This is the second time I've worked with a writing concept surprisingly summed up by a Rush song. The first is my NaNoWriMo draft from five years back, which will get overhauled one of these days because it has too much good stuff to waste. It would help if I could keep my brain in atmospheric horror mode for more than a day at a time.

Anyhow, today's tunes are about what I'm going for in my Great American Novel of a Classic Chinese Kingpin. Big and deep and bright, upbeat and fun to rock out to, yet honest about its seamy underpinnings without belaboring the point. Big money might have no soul, but we're more interested in how it goes around the world. We want to see Cao Cao being the boss, furthering reform and structure within his ambition. We also want to acknowledge the downsides of his actions, the sacrifices of his ruthlessness, the opposing views to his rationale. But we ultimately wish to take an interest in his character, cheer him on if we agree, understand him if we don't.

Upon recommendation from various friends, I watched the entirety of The Wire. Different setting (Baltimore), different emphasis (the war on drugs and its effect on police work, politics, schooling and the media), written from a position of direct authority, but quite an inspiration nonetheless. The Wire portrays gritty realism without overwhelming despair, moral ambiguity and conflicts as a natural product of the environment. It points no fingers, offers no solutions. It touches on various dimensions of its conflicts without losing focus, neither glamorizing nor demonizing any side of the matter. Instead of a staged production, it comes off like a cleaned-up documentary. I don't impress easily, so take that as the high praise it is. Damn but I love that show.

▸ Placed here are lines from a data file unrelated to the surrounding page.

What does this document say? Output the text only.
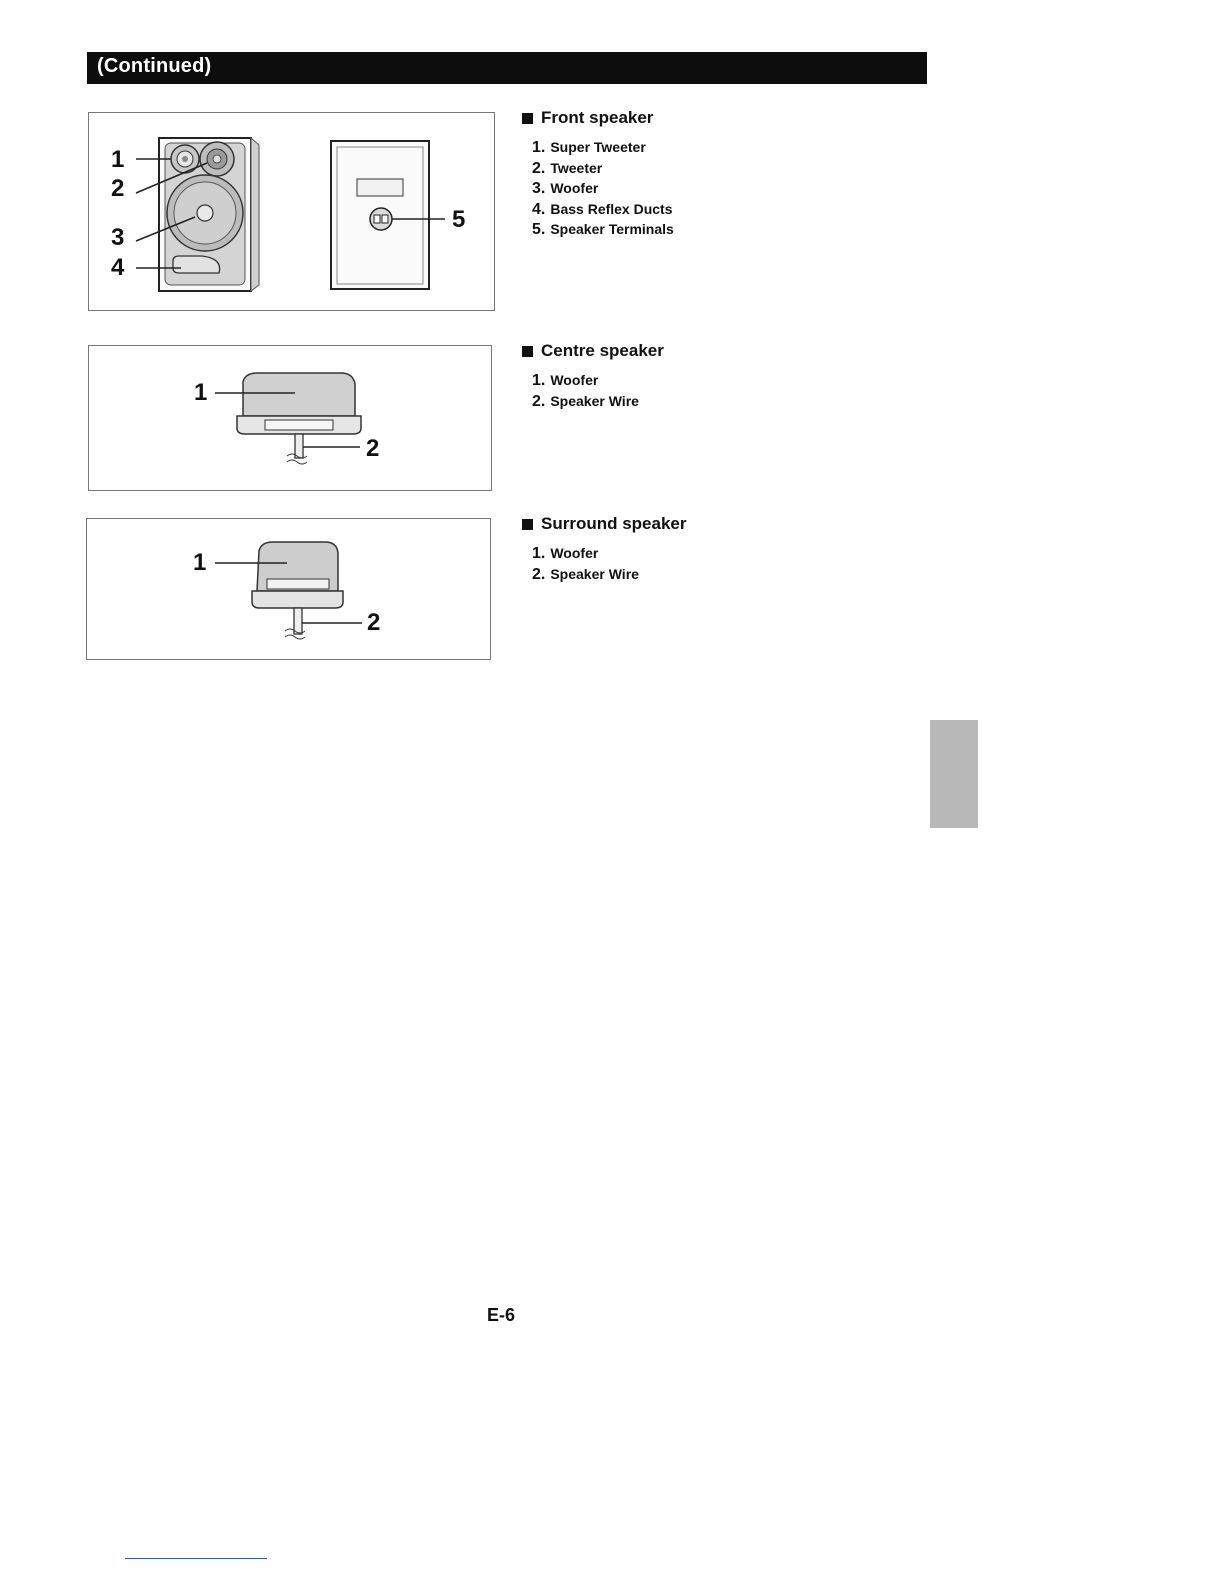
(Continued)
1
2
3
4
5
1
2
1
2
Front speaker
1. Super Tweeter
2. Tweeter
3. Woofer
4. Bass Reflex Ducts
5. Speaker Terminals
Centre speaker
1. Woofer
2. Speaker Wire
Surround speaker
1. Woofer
2. Speaker Wire
E-6
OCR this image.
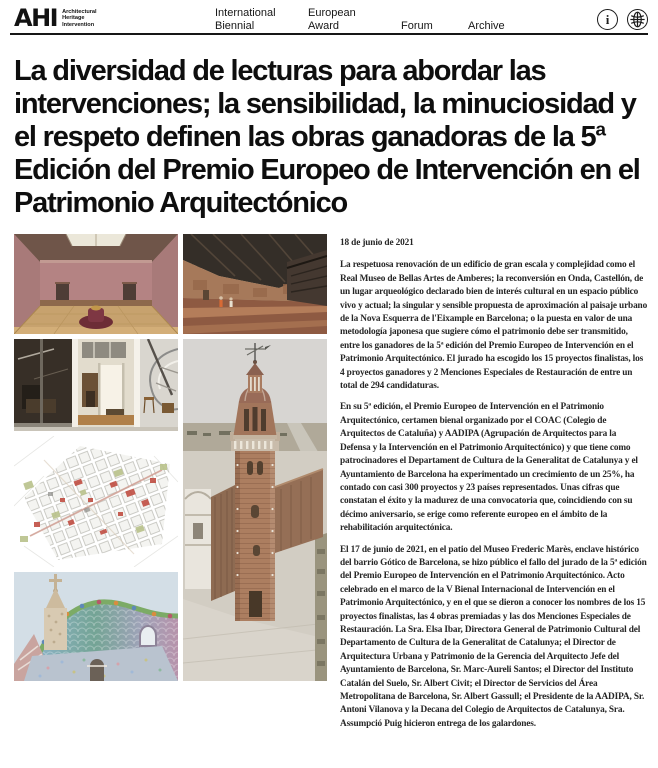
AHI Architectural
Heritage
Intervention
International Biennial
European Award	Forum	Archive	i
La diversidad de lecturas para abordar las intervenciones; la sensibilidad, la minuciosidad y el respeto definen las obras ganadoras de la 5ª Edición del Premio Europeo de Intervención en el Patrimonio Arquitectónico
18 de junio de 2021

La respetuosa renovación de un edificio de gran escala y complejidad como el Real Museo de Bellas Artes de Amberes; la reconversión en Onda, Castellón, de un lugar arqueológico declarado bien de interés cultural en un espacio público vivo y actual; la singular y sensible propuesta de aproximación al paisaje urbano de la Nova Esquerra de l'Eixample en Barcelona; o la puesta en valor de una metodología japonesa que sugiere cómo el patrimonio debe ser transmitido, entre los ganadores de la 5ª edición del Premio Europeo de Intervención en el Patrimonio Arquitectónico. El jurado ha escogido los 15 proyectos finalistas, los 4 proyectos ganadores y 2 Menciones Especiales de Restauración de entre un total de 294 candidaturas.

En su 5ª edición, el Premio Europeo de Intervención en el Patrimonio Arquitectónico, certamen bienal organizado por el COAC (Colegio de Arquitectos de Cataluña) y AADIPA (Agrupación de Arquitectos para la Defensa y la Intervención en el Patrimonio Arquitectónico) y que tiene como patrocinadores el Departament de Cultura de la Generalitat de Catalunya y el Ayuntamiento de Barcelona ha experimentado un crecimiento de un 25%, ha contado con casi 300 proyectos y 23 países representados. Unas cifras que constatan el éxito y la madurez de una convocatoria que, coincidiendo con su décimo aniversario, se erige como referente europeo en el ámbito de la rehabilitación arquitectónica.

El 17 de junio de 2021, en el patio del Museo Frederic Marès, enclave histórico del barrio Gótico de Barcelona, se hizo público el fallo del jurado de la 5ª edición del Premio Europeo de Intervención en el Patrimonio Arquitectónico. Acto celebrado en el marco de la V Bienal Internacional de Intervención en el Patrimonio Arquitectónico, y en el que se dieron a conocer los nombres de los 15 proyectos finalistas, las 4 obras premiadas y las dos Menciones Especiales de Restauración. La Sra. Elsa Ibar, Directora General de Patrimonio Cultural del Departamento de Cultura de la Generalitat de Catalunya; el Director de Arquitectura Urbana y Patrimonio de la Gerencia del Arquitecto Jefe del Ayuntamiento de Barcelona, Sr. Marc-Aureli Santos; el Director del Instituto Catalán del Suelo, Sr. Albert Civit; el Director de Servicios del Área Metropolitana de Barcelona, Sr. Albert Gassull; el Presidente de la AADIPA, Sr. Antoni Vilanova y la Decana del Colegio de Arquitectos de Catalunya, Sra. Assumpció Puig hicieron entrega de los galardones.
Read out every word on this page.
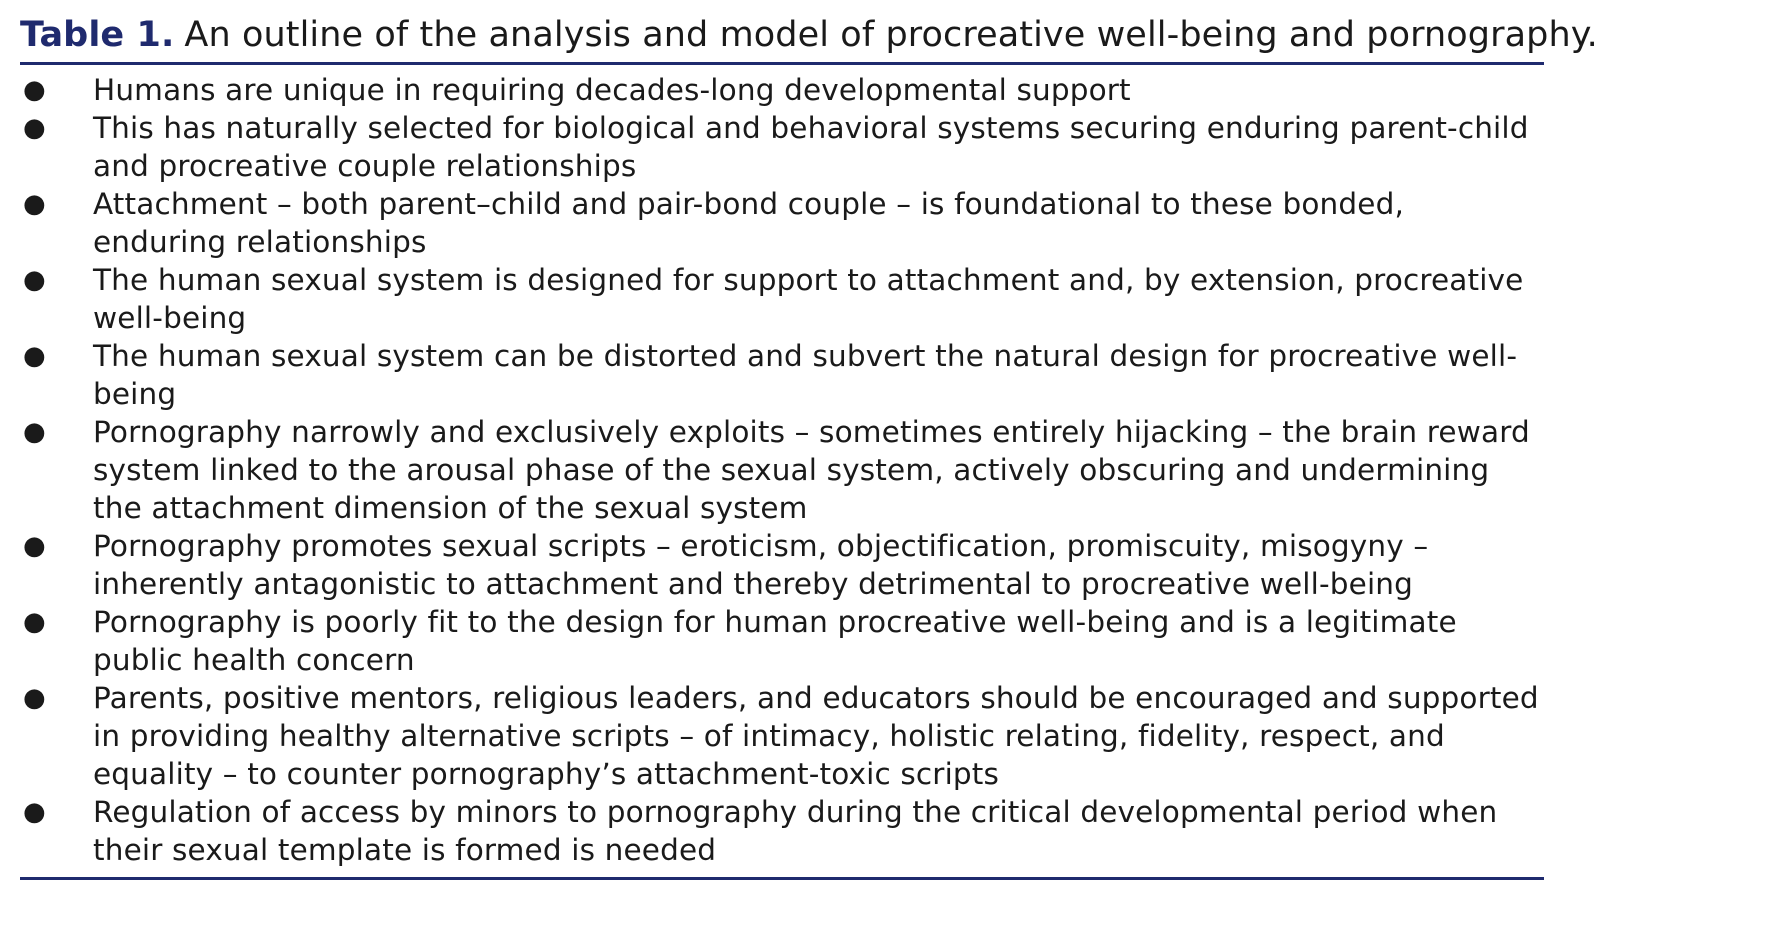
Table 1. An outline of the analysis and model of procreative well-being and pornography.
●	Humans are unique in requiring decades-long developmental support
●	This has naturally selected for biological and behavioral systems securing enduring parent-child and procreative couple relationships
●	Attachment – both parent–child and pair-bond couple – is foundational to these bonded, enduring relationships
●	The human sexual system is designed for support to attachment and, by extension, procreative well-being
●	The human sexual system can be distorted and subvert the natural design for procreative well-being
●	Pornography narrowly and exclusively exploits – sometimes entirely hijacking – the brain reward system linked to the arousal phase of the sexual system, actively obscuring and undermining the attachment dimension of the sexual system
●	Pornography promotes sexual scripts – eroticism, objectification, promiscuity, misogyny – inherently antagonistic to attachment and thereby detrimental to procreative well-being
●	Pornography is poorly fit to the design for human procreative well-being and is a legitimate public health concern
●	Parents, positive mentors, religious leaders, and educators should be encouraged and supported in providing healthy alternative scripts – of intimacy, holistic relating, fidelity, respect, and equality – to counter pornography’s attachment-toxic scripts
●	Regulation of access by minors to pornography during the critical developmental period when their sexual template is formed is needed
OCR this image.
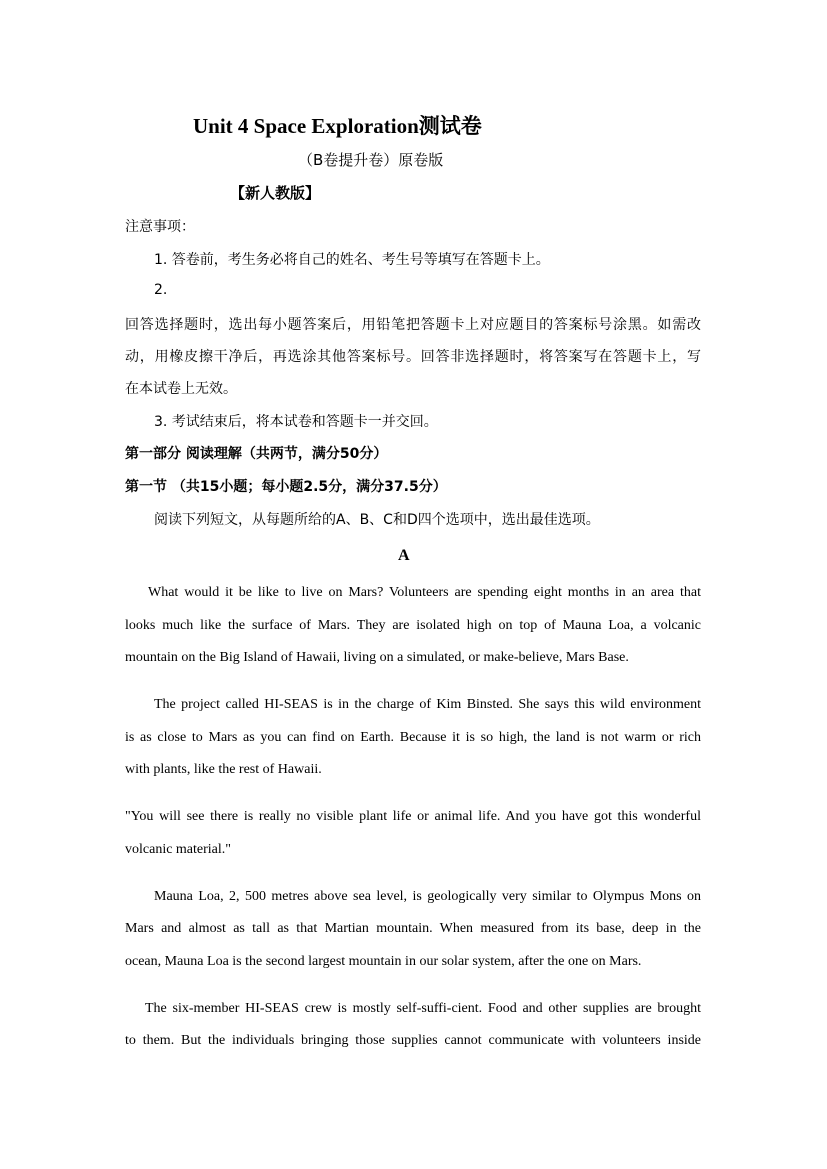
Unit 4 Space Exploration测试卷
（B卷提升卷）原卷版
【新人教版】
注意事项：
1. 答卷前，考生务必将自己的姓名、考生号等填写在答题卡上。
2.
回答选择题时，选出每小题答案后，用铅笔把答题卡上对应题目的答案标号涂黑。如需改
动，用橡皮擦干净后，再选涂其他答案标号。回答非选择题时，将答案写在答题卡上，写
在本试卷上无效。
3. 考试结束后，将本试卷和答题卡一并交回。
第一部分 阅读理解（共两节，满分50分）
第一节 （共15小题；每小题2.5分，满分37.5分）
阅读下列短文，从每题所给的A、B、C和D四个选项中，选出最佳选项。
A
What would it be like to live on Mars? Volunteers are spending eight months in an area that
looks much like the surface of Mars. They are isolated high on top of Mauna Loa, a volcanic
mountain on the Big Island of Hawaii, living on a simulated, or make-believe, Mars Base.
The project called HI-SEAS is in the charge of Kim Binsted. She says this wild environment
is as close to Mars as you can find on Earth. Because it is so high, the land is not warm or rich
with plants, like the rest of Hawaii.
"You will see there is really no visible plant life or animal life. And you have got this wonderful
volcanic material."
Mauna Loa, 2, 500 metres above sea level, is geologically very similar to Olympus Mons on
Mars and almost as tall as that Martian mountain. When measured from its base, deep in the
ocean, Mauna Loa is the second largest mountain in our solar system, after the one on Mars.
The six-member HI-SEAS crew is mostly self-suffi-cient. Food and other supplies are brought
to them. But the individuals bringing those supplies cannot communicate with volunteers inside
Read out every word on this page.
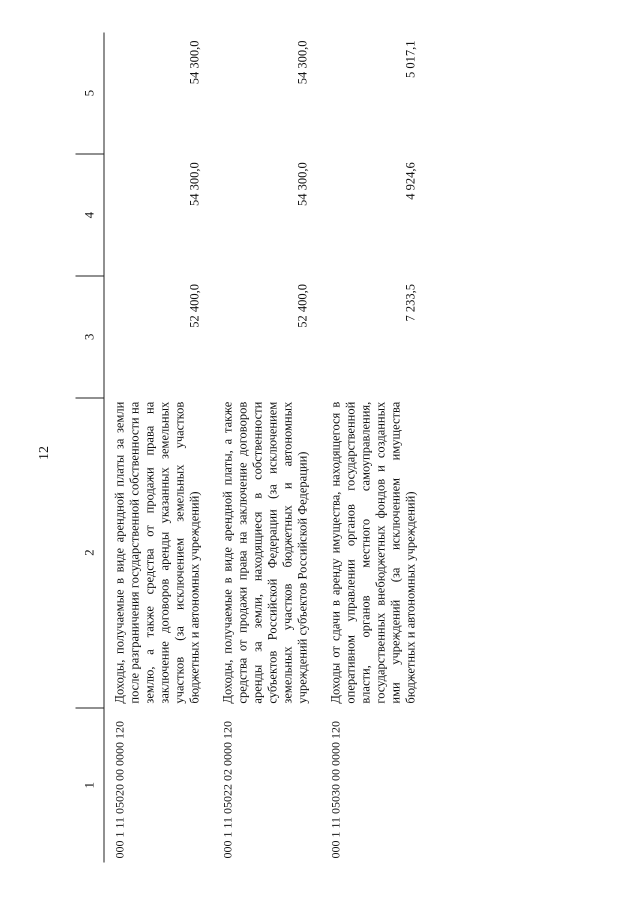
12
1	2	3	4	5
000 1 11 05020 00 0000 120	Доходы, получаемые в виде арендной платы за земли после разграничения государственной собственности на землю, а также средства от продажи права на заключение договоров аренды указанных земельных участков (за исключением земельных участков бюджетных и автономных учреждений)	52 400,0	54 300,0	54 300,0
000 1 11 05022 02 0000 120	Доходы, получаемые в виде арендной платы, а также средства от продажи права на заключение договоров аренды за земли, находящиеся в собственности субъектов Российской Федерации (за исключением земельных участков бюджетных и автономных учреждений субъектов Российской Федерации)	52 400,0	54 300,0	54 300,0
000 1 11 05030 00 0000 120	Доходы от сдачи в аренду имущества, находящегося в оперативном управлении органов государственной власти, органов местного самоуправления, государственных внебюджетных фондов и созданных ими учреждений (за исключением имущества бюджетных и автономных учреждений)	7 233,5	4 924,6	5 017,1
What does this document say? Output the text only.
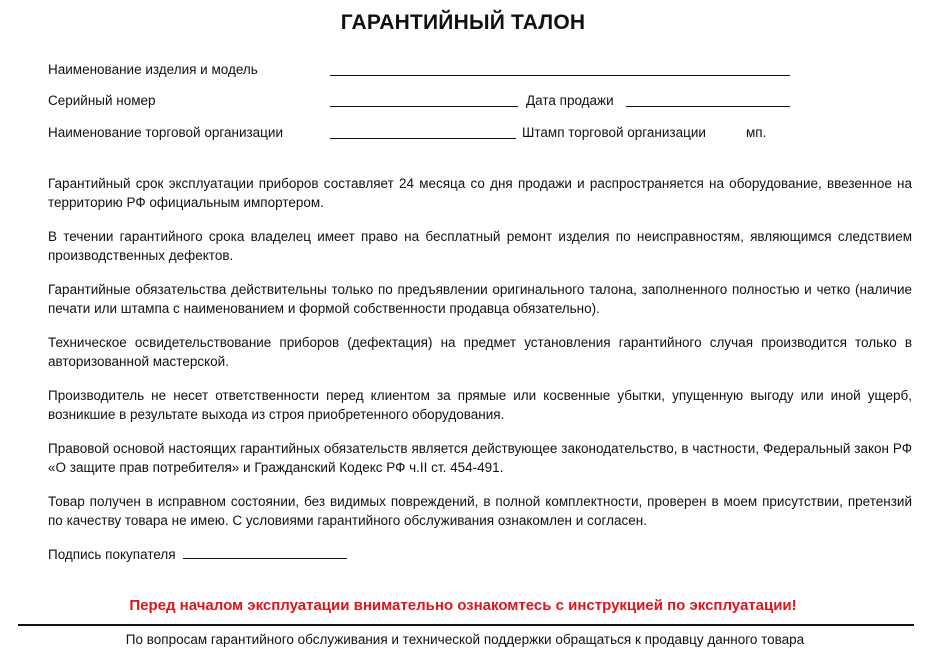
ГАРАНТИЙНЫЙ ТАЛОН
Наименование изделия и модель
Серийный номер	Дата продажи
Наименование торговой организации	Штамп торговой организации	мп.
Гарантийный срок эксплуатации приборов составляет 24 месяца со дня продажи и распространяется на оборудование, ввезенное на территорию РФ официальным импортером.
В течении гарантийного срока владелец имеет право на бесплатный ремонт изделия по неисправностям, являющимся следствием производственных дефектов.
Гарантийные обязательства действительны только по предъявлении оригинального талона, заполненного полностью и четко (наличие печати или штампа с наименованием и формой собственности продавца обязательно).
Техническое освидетельствование приборов (дефектация) на предмет установления гарантийного случая производится только в авторизованной мастерской.
Производитель не несет ответственности перед клиентом за прямые или косвенные убытки, упущенную выгоду или иной ущерб, возникшие в результате выхода из строя приобретенного оборудования.
Правовой основой настоящих гарантийных обязательств является действующее законодательство, в частности, Федеральный закон РФ «О защите прав потребителя» и Гражданский Кодекс РФ ч.II ст. 454-491.
Товар получен в исправном состоянии, без видимых повреждений, в полной комплектности, проверен в моем присутствии, претензий по качеству товара не имею. С условиями гарантийного обслуживания ознакомлен и согласен.
Подпись покупателя
Перед началом эксплуатации внимательно ознакомтесь с инструкцией по эксплуатации!
По вопросам гарантийного обслуживания и технической поддержки обращаться к продавцу данного товара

I can't draw from a similar fount of experience, and I plan to write with more glamour and optimism. But I can absorb enough research to keep an eye toward those strengths of narrative focus and setting-specific themes. Thus far, my sketchy trade of choice is knockoff counterfeiting - A Very Big Deal to trademark holders, a victimless crime to those who don't see Dior's stock tanking over a few runs of fake shoes. Let me make it clear that we're talking unauthorized use of designs here, not poison products and fake brakes. The distinction is critical, and not just because I don't want to turn the haterade firehose on my (anti)hero.

Knockoff counterfeiting meshes with cultural differences in valuation of intellectual property and priorities of law enforcement, both within the countries of production and the ports where Customs might rather focus its resources on anti-terrorism. It can be a lesser evil for bringing in cash flow compared to the possible alternative of sweatshop factory conditions. It's also good for teh lulz - I sort of want a Sqnny radio now. On the unfunny business side, counterfeiting can cause tangible harm to brands, make its havens unattractive to investors, and fund crime syndicates with their tentacles in shadier endeavors.

The dramatic potential therein is left as an exercise to the reader, and to myself as I get more into detailed planning. In the meantime, I'm enjoying assorted videos of factory tours. If only Mr. Rogers were still around to narrate.